The Dark Knight Rises - "Light it up" Batman saves Gordon and Blake (HD) IMAX youtu.be
Above is a clip from "The Dark Knight Rises" (2012) where Batman saves Officer Blake's life. The scene is a memorable one because as an audience member we are excited to see the return of Batman after he was incapacitated for so long. However, we suspend our disbelief as Batman clearly takes these guys down with ease. If you actually pay attention you will notice a man or two falling down without having any contact with Batman. Again we suspend our disbelief for this scene and I don't mind it at all. But compared to Affleck's brutality and realism it is pretty epic.
Another highlight I'd like to point out with the "Warehouse scene" is that it reminds me a lot of the "Batman: Arkham" video games. The series had players obviously playing as the Caped Crusader and what was always praised was the free flow combat. It wasn't just button mashing or specific combos that become boring after the first two hours of the game. It's about timing and reading your opponents, as seen in the video below.
BATMAN ARKHAM KNIGHT Baseball Bat Finish youtu.be
Getting back to the "warehouse scene" from BVS, I appreciate that Batman uses Krav-Maga in his fighting technique. Krav-Maga is an Israelian self-defense fighting where the main objective is to defend yourself and incapacitate your opponents. I used to train in Krav-Maga during my junior and senior years of High School and I can tell you it really comes in handy. Simple techniques can take down your opponent in an instant. And in this scene Batman defiantly uses it. For example, at the 2:20 mark he uses an advanced version of an arm block to stop his knife attacker. And at the 3:00 mark when another attack tries to grab Affleck's lower half Batman takes the back of his head and slams him to the ground. Like mentioned earlier, Krav Maga is about defense so redirecting the attacker was the smart move in this instance. Throwing him off balance, resulting in Batman to obviously attack him.
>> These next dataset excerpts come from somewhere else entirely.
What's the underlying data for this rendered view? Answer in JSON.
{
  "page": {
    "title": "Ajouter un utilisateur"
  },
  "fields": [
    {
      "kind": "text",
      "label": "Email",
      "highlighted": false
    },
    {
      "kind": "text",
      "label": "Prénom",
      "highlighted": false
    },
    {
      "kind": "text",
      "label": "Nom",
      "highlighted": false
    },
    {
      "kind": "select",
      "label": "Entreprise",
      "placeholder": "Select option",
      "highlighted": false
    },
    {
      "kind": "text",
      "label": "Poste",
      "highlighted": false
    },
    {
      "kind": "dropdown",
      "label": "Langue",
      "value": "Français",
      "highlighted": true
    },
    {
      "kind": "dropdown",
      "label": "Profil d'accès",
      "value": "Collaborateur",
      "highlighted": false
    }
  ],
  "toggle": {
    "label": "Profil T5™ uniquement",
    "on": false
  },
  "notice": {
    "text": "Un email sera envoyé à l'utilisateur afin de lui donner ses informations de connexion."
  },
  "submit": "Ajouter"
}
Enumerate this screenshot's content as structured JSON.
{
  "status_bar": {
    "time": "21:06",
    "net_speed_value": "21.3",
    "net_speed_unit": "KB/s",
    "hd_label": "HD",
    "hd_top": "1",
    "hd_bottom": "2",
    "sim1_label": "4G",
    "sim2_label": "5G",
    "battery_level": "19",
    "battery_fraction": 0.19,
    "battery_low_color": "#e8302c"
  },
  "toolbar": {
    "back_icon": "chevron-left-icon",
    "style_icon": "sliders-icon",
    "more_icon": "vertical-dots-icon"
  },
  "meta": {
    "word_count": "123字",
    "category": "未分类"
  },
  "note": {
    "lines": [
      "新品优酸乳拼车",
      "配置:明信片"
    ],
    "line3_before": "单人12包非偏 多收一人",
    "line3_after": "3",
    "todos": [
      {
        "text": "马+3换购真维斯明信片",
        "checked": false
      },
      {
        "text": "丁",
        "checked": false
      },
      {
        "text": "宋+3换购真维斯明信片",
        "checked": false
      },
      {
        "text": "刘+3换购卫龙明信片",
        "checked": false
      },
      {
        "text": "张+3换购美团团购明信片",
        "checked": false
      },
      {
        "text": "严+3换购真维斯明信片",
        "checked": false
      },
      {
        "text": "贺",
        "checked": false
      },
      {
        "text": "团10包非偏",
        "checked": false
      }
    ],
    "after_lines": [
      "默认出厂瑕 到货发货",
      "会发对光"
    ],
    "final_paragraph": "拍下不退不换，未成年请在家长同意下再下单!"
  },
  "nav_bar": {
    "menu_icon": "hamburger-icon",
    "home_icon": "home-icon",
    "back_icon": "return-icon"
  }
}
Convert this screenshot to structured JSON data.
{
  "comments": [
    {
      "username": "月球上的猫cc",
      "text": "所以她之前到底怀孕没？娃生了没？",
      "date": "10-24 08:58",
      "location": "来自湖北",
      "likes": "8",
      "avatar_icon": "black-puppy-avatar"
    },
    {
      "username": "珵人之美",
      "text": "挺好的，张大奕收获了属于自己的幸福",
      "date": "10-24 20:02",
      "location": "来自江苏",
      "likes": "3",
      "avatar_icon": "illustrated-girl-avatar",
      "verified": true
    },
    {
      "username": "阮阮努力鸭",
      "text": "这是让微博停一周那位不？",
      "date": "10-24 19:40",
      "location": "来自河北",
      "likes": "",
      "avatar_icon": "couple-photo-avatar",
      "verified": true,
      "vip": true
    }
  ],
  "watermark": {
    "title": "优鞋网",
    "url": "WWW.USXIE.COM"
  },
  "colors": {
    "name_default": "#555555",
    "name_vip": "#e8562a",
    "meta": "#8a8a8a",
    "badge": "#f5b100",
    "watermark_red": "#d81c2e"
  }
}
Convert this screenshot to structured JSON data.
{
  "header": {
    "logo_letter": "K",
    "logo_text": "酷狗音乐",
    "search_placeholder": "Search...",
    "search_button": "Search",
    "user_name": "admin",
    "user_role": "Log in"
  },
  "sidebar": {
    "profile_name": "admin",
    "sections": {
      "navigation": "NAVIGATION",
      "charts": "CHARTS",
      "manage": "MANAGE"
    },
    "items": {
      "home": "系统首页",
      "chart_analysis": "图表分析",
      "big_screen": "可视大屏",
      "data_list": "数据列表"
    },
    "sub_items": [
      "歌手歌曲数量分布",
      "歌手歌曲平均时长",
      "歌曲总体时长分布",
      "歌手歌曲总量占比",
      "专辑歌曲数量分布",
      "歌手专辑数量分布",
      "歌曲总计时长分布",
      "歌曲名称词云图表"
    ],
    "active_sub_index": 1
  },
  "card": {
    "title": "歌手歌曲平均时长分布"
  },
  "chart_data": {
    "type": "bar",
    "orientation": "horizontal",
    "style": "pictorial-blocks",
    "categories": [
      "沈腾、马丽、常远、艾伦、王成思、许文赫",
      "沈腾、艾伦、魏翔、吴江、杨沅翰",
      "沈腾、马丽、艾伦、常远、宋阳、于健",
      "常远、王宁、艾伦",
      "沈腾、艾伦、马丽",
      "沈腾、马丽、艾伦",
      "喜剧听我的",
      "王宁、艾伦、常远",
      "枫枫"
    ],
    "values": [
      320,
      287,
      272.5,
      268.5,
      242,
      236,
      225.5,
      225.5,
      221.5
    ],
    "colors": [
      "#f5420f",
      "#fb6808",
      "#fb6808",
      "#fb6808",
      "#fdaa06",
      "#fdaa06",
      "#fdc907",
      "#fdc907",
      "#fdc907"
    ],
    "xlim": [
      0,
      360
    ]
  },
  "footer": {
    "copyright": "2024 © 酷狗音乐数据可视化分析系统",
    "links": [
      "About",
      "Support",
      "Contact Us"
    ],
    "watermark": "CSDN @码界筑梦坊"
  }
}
It's obviously difficult to appreciate Ben Affleck's warehouse scene from BVS if you don't appreciate martial arts. Or understand how this brutal Batman is a real-world Batman. But I feel like, for comic readers, Ben Affleck's Batman was one of the most comic books accurate Batman since Adam West. And it wasn't just his fight scenes. It was his mannerism and his build. While not perfect, he was still pretty great and will be missed.